After that tour we returned to the Museum. I wandered about looking at the displays for a while. You could spend most of the day reading all the information on the displays. I visited the Gift Shop and purchased an Elvis Platinum Collection with 100 of his songs, 2 CDs with copies of songs recorded at Studio B and a book titled "Live Like You were Dying".
 
I had planned on visiting the Musicians Hall of Fame and Museum since it was only a couple blocks away. It was getting late and I wanted to see the Parthenon, the only life size replica in the world of the one in Athens. This one was originally built to be a temporary structure but when they were going to tear it down the outcry was so great they slowly rebuilt it to be permanent. I drove there on the west end of town then came back downtown and parked close to the Ryman. I walked to the riverfront to see Fort Nashborough, a smaller replica of the original settlement.
 
I walked up and down various streets, with the more populous one a on Saturday evening being Broadway with all its bars and restaurants. I stopped at the Legends Bar for some supper and some entertainment then headed to the Ryman for the Grand Old Opry. I was lucky enough to get tickets in the second row, center stage. I was sitting next to a woman from upstate New York, about an hour south of Kingston. She was on her way back from visiting her daughter in Phoenix. The day before she had been caught driving in the freezing rain through Texas. She was an accountant and was moving down to Phoenix in the spring after tax season. We had a good chat waiting for the show to start and during the commercials. Yes, there are commercials during this show. It is a radio show and all the sponsors need to get acknowledged between song sets.
 
The Grand Old Opry felt like a family affair. The pictures tell you the line-up of singers this evening. When I checked the line up on their website I only recognized 2 names, Vince Gill and Restless Heart. Once some of the singers came on I recognized some of their songs from when I was growing up even if they were hits from before I was born.

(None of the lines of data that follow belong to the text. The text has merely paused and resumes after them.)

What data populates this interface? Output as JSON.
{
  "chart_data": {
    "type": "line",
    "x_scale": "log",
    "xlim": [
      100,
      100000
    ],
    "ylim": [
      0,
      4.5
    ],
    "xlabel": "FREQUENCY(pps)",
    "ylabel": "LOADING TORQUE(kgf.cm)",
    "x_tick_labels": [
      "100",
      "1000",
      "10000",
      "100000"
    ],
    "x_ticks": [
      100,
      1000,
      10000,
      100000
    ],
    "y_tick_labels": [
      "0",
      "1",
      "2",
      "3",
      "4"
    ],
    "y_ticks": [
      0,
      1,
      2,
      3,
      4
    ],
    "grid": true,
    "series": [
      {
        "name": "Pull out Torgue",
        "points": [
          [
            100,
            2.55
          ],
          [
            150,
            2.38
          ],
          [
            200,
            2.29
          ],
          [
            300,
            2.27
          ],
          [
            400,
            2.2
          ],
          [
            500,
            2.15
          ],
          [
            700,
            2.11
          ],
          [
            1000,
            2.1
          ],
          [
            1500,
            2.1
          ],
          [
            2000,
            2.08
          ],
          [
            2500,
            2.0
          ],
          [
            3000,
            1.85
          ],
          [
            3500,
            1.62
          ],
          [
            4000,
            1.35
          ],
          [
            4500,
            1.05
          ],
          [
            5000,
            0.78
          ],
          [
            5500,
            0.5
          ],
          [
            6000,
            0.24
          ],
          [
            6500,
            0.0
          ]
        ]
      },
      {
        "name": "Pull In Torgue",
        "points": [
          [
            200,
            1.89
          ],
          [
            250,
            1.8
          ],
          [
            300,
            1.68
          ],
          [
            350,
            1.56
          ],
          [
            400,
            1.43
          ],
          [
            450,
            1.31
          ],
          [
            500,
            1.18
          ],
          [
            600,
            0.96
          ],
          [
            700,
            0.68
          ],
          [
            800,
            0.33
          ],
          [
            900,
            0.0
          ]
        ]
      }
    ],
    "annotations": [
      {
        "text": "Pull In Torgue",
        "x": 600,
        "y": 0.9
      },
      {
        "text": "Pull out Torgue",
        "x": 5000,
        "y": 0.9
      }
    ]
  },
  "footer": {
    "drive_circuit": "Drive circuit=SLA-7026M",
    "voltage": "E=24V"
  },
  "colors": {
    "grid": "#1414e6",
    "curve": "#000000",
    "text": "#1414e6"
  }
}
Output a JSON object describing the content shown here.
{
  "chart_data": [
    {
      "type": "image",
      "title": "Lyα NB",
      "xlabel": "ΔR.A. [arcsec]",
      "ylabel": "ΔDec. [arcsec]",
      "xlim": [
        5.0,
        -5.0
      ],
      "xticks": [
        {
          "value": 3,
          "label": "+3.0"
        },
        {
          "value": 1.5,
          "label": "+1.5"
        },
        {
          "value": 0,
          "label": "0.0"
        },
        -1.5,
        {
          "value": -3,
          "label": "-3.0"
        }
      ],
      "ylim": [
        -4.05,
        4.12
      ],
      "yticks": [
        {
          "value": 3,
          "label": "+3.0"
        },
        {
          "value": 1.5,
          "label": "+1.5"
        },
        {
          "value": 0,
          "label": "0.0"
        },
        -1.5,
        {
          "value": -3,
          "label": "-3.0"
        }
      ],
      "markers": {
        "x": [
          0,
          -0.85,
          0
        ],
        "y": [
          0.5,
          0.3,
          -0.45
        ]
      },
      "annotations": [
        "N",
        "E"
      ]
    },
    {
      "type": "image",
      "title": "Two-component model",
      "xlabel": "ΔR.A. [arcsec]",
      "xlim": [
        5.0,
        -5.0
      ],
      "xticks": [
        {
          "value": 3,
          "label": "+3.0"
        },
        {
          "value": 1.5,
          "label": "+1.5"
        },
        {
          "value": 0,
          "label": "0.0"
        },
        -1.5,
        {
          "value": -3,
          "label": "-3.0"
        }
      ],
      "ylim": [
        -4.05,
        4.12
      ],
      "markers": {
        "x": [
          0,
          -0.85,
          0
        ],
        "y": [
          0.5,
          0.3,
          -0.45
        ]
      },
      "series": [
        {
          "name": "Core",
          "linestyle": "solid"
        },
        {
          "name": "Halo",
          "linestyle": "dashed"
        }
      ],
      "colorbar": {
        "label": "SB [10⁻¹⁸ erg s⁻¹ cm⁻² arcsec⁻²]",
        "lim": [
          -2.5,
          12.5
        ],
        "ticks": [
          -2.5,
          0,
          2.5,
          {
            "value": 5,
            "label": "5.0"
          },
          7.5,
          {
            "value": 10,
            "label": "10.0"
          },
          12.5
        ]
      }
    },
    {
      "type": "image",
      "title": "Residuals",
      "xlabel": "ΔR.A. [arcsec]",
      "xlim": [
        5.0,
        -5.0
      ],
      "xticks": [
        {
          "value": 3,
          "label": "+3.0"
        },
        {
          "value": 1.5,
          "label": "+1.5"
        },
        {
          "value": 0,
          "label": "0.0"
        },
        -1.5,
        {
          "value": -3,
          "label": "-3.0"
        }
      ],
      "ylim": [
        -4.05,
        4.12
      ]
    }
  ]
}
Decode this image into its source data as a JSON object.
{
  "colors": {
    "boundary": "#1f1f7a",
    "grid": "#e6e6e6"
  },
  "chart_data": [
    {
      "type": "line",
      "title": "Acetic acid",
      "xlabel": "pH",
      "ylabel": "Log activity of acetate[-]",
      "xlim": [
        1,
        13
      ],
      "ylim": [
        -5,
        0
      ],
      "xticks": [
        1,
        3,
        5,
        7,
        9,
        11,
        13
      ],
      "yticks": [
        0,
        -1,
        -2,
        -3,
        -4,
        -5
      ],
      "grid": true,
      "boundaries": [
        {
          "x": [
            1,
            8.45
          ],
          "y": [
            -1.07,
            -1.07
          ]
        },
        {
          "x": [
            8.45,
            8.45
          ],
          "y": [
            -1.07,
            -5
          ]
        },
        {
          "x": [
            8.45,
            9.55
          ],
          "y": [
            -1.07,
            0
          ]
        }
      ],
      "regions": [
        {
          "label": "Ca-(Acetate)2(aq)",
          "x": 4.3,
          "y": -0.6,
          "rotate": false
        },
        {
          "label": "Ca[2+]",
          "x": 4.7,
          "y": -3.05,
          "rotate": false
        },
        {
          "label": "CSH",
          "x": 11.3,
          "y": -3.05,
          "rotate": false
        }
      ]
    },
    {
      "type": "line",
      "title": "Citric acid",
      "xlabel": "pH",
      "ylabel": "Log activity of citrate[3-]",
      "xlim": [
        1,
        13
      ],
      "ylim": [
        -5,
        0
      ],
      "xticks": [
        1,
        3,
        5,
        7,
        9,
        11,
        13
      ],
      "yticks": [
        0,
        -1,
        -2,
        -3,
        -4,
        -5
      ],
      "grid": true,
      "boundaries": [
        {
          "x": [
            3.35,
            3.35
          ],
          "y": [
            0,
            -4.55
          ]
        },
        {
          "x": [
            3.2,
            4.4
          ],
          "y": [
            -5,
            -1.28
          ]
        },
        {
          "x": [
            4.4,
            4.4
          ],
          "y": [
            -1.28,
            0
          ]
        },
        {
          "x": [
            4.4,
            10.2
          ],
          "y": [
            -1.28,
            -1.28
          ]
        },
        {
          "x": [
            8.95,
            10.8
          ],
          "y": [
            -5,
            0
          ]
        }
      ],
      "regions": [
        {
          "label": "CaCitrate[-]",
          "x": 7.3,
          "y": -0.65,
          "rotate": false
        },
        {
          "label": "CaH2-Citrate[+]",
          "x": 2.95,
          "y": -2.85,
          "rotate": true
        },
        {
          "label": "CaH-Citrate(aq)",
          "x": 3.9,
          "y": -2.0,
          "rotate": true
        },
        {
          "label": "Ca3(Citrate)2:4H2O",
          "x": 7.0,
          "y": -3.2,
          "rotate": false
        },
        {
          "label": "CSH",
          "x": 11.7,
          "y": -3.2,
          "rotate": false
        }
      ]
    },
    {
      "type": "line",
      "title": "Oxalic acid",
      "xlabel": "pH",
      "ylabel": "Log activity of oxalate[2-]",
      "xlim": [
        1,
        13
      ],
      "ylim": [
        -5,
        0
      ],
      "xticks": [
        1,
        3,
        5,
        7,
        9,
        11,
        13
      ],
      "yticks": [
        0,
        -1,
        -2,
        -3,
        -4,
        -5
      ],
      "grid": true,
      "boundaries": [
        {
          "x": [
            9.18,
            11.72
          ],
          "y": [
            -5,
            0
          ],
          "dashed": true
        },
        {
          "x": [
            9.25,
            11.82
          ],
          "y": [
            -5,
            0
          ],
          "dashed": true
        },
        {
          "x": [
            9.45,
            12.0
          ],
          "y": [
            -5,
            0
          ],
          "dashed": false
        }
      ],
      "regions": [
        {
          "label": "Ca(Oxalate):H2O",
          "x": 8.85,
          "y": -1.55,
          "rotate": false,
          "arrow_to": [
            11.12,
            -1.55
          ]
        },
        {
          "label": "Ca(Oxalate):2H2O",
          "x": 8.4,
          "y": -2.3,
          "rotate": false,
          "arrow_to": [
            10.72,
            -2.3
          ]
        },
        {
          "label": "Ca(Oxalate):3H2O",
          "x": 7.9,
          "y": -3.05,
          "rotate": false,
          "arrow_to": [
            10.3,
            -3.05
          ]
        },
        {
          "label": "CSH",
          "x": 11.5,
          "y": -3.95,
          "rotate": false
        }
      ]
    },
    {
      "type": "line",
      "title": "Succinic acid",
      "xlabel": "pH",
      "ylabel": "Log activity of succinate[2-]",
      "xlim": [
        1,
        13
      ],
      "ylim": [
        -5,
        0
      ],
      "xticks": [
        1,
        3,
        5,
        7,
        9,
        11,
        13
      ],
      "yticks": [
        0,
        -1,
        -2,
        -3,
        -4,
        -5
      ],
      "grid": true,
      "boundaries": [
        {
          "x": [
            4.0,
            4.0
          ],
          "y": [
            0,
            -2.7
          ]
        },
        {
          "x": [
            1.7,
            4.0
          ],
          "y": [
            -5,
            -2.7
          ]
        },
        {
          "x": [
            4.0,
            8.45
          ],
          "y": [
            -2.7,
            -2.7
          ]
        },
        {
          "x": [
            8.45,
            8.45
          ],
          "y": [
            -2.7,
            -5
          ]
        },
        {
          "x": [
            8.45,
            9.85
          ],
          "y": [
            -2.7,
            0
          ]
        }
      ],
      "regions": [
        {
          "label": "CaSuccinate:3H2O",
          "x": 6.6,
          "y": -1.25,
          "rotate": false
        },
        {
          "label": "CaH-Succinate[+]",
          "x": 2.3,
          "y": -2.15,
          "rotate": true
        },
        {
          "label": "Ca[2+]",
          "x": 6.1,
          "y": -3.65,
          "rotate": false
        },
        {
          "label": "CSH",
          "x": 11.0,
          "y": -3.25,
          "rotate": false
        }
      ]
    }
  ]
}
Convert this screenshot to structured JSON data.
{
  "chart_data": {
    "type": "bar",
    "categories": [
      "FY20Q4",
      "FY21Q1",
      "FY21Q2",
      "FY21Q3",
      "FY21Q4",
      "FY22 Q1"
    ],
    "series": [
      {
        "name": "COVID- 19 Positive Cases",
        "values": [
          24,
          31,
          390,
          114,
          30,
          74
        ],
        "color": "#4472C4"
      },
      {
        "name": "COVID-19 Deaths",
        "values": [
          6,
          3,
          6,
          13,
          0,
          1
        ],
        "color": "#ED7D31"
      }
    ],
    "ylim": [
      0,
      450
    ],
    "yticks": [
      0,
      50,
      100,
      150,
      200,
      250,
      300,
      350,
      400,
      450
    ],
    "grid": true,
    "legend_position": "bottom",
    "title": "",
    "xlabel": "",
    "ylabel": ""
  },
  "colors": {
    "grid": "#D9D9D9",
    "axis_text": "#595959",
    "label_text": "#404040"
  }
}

The Wrights are a duet I saw on TV shortly before I left...I think. More on them in my next blog. The most amazing singer I found all evening was Patti Page. She still sings like an angel at 80 years of age. For those who don't know who she is she sang "Tennessee Waltz", "(How Much Is That) Doggie In The Window", and many more hits. I found this copy of her singing Tennessee Waltz. It's one of the songs she sang this evening and for which received a standing ovation. She definitely deserved it. Vince Gill has a superb voice and is also a comedian. He was quite entertaining.
 
When I planned my day and the things I wanted to see I knew I would be up late at the Opry so I had decided to leave after lunch. I could have left early in the morning to try and take more in. Unfortunately my health just won't allow me to take it all in.
 
I ended up loving Nashville. I would definitely come back and see and experience more of it. I am glad I decided to take my chance with the cold weather and head north.